Gold, silver and the USD Index didn’t do much in yesterday’s trading, but that was not the case with mining stocks. The divergence between gold stocks and gold was particularly visible and the implications are once again particularly important.
Let’s take a look at the charts, starting with the HUI Index:
The gold stocks’ reaction to the recent USD weakness and gold’s previous move higher has been weak for many days, but Monday’s session took the weakness to the extreme. Gold ended the session more or less unchanged and this lack of a continuation of the rally was enough for the HUI Index to erase almost the entire previous week of gains.
This could have been understandable if the general stock market had also declined substantially, pushing all stocks – including miners – much lower. However, that was not the case. Miners had no good reason to decline – and yet they did. It doesn’t get much clearer than that as far as the degrees of underperformance and weakness are concerned.
Please note that gold stocks declined right after the move to the combination of strong resistance lines and their reversal triggered a sell signal from the Stochastic Indicator. The implications are clearly bearish.
If the above wasn’t enough, the decline took place on big volume, while the previous daily upswings took place on low volume. The price-volume analysis clearly confirms that the July upswing was a counter-trend correction and that down is the true direction in which the market is heading.
Let’s keep in mind that the additional significant confirmation comes from the weekly volume readings, but it’s impact is present also today – and it will likely continue to be present in the following weeks:
The volume that we saw last week was extremely low, especially when compared to the sizes of previous volumes. Theoretically, it’s a strong bearish sign as it shows that the buying power is next to non-existent.
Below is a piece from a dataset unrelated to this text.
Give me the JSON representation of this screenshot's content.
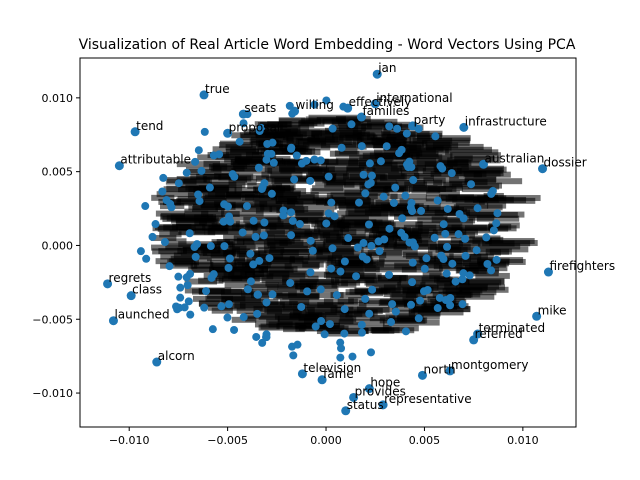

We marked similar situations with red arrows – as you see, the weekly upswings that took place on very low volume were usually followed by huge declines. The only exception that we can see on the above chart (1 out of 5) is not quite comparable as it was the session right at the bottom and the current one is the second after the bottom, which changes a lot – the volume should be picking up right now, but it isn’t. Back in December 2013 it was the first candlestick of the rally – so the sellers might have given up and the buyers simply were able to push the market higher. Besides, trading is generally limited in the second half of December each year as it’s the holiday season.
So, it seems that in all comparable cases, huge declines followed the low-volume rallies in mining stocks – will this time be any different? It doesn’t seem likely. The efficiency of this signal alone is something that makes the outlook very bearish for the following weeks.
Summing up, the implications of the (lack of) action in mining stocks in the previous days and their decline yesterday are bearish. In fact, yesterday’s decline theoretically shouldn’t have taken place as no decline was seen either in either gold or the main stock indices. Yet, it was seen and it serves as a strong bearish confirmation of multiple other medium-term bearish signals that we’ve been discussing in our alerts. The medium-term outlook remains bearish and any strength here – if we see it at all – is likely to be only temporary.